UD to consider adding law school
If approved, school could open in 2015
Published: Tuesday, December 7, 2010
Updated: Tuesday, December 7, 2010 18:12
The university will study the feasibility of adding a law school within the next five years, officials announced Tuesday afternoon. If formally approved, the law school would likely open in Fall 2015 and annually enroll 200 first-year law students.
"A law school could help support UD's growing prominence and help us gain parity with our peers," university President Patrick Harker said in his semiannual address to the Board of Trustees.
The board voted to authorize the administration to proceed with the study, submit it to the American Bar Association and present it to the board at its next meeting in May. With further permission from the board, officials would spend two years developing a financial plan and designing a curriculum.
Before moving forward to open the law school, the administration would need final approval from the board in 2013. Officials said the university will only go ahead with the plan if its initial review shows the plan would contribute significantly to legal education nationwide and make the university stronger.
Harker said that opening a law school could be beneficial to the state, citing Delaware's role as the nation's corporate law capital.

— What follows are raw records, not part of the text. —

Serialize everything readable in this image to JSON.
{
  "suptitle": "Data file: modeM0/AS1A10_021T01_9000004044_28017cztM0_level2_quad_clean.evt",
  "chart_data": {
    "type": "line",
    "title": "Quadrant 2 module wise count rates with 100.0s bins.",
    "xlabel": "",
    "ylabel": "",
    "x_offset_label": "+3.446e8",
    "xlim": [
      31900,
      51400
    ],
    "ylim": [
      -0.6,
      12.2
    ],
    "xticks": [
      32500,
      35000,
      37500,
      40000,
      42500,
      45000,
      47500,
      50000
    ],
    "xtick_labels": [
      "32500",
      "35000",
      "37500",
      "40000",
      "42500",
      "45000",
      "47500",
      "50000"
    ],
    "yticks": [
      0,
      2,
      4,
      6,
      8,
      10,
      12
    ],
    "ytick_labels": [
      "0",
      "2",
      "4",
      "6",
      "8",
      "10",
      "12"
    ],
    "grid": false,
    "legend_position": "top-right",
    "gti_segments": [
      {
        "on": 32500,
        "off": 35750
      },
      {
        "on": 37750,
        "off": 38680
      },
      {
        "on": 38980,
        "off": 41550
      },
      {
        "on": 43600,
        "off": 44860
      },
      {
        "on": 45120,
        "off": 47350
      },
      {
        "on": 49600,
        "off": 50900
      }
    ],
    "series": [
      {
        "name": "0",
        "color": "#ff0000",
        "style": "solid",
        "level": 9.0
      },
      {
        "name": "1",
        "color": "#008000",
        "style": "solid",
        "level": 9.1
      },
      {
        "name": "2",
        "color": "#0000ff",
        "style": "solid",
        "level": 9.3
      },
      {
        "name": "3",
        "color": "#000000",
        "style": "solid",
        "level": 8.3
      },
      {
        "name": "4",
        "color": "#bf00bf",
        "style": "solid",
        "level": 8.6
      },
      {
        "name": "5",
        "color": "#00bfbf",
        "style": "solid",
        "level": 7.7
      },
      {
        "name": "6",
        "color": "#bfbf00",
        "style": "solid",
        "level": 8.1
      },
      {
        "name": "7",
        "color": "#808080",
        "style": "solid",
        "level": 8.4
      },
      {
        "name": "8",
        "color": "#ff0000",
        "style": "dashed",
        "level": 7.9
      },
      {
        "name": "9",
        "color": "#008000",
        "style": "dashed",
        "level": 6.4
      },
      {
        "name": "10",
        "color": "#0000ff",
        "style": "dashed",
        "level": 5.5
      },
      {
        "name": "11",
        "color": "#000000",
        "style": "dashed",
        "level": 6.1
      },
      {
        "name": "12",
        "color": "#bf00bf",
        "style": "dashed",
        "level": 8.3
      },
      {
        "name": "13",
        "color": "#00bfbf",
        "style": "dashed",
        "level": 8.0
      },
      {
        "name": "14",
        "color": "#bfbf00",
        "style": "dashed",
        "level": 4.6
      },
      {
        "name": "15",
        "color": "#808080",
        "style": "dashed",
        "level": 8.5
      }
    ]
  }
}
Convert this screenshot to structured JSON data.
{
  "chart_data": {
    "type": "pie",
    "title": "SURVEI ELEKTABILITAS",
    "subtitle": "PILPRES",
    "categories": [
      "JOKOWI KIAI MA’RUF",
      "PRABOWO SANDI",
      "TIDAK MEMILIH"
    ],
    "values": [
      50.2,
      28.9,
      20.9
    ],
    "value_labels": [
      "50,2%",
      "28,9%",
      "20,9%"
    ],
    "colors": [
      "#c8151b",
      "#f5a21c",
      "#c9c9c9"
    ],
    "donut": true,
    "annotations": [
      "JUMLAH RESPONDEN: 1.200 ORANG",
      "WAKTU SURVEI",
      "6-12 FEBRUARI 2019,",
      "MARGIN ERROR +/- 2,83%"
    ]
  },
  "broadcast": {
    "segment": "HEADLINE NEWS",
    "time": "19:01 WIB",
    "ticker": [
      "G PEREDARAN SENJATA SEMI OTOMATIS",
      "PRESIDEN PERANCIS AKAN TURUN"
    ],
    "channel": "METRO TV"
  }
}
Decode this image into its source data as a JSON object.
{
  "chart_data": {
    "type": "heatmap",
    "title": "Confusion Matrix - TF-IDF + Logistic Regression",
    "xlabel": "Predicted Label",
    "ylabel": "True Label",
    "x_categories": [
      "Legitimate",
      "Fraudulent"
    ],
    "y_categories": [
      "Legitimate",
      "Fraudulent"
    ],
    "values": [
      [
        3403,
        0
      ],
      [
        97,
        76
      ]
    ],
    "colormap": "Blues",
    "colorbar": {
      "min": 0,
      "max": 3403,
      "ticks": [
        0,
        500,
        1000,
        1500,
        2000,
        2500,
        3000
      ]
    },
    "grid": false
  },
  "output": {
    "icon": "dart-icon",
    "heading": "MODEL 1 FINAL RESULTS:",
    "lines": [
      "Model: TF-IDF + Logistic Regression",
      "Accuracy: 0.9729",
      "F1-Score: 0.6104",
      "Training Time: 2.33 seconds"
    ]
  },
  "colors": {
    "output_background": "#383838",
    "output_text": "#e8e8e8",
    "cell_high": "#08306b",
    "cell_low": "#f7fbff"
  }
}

"By operating a first-class law school in a state known for its considerable influence in corporate law, the University of Delaware could occupy a special niche in the nationwide legal community, attract top-notch students and faculty from across the country and produce future law and business leaders for Delaware," Harker said. "At the same time, a law school would offer extraordinary opportunities to strengthen multidisciplinary research and teaching within UD's existing academic programs."
He said one challenge would be funding the project and noted the university would need to seek donors willing to help fund the creation of a law school.
"Investing in a new law school is expensive," Harker said. "It would require subsidization of operating costs for the better part of a decade, retrofitting a campus building or leasing space for the law school's first decade of existence, and making a substantial one-time start-up investment in library resources."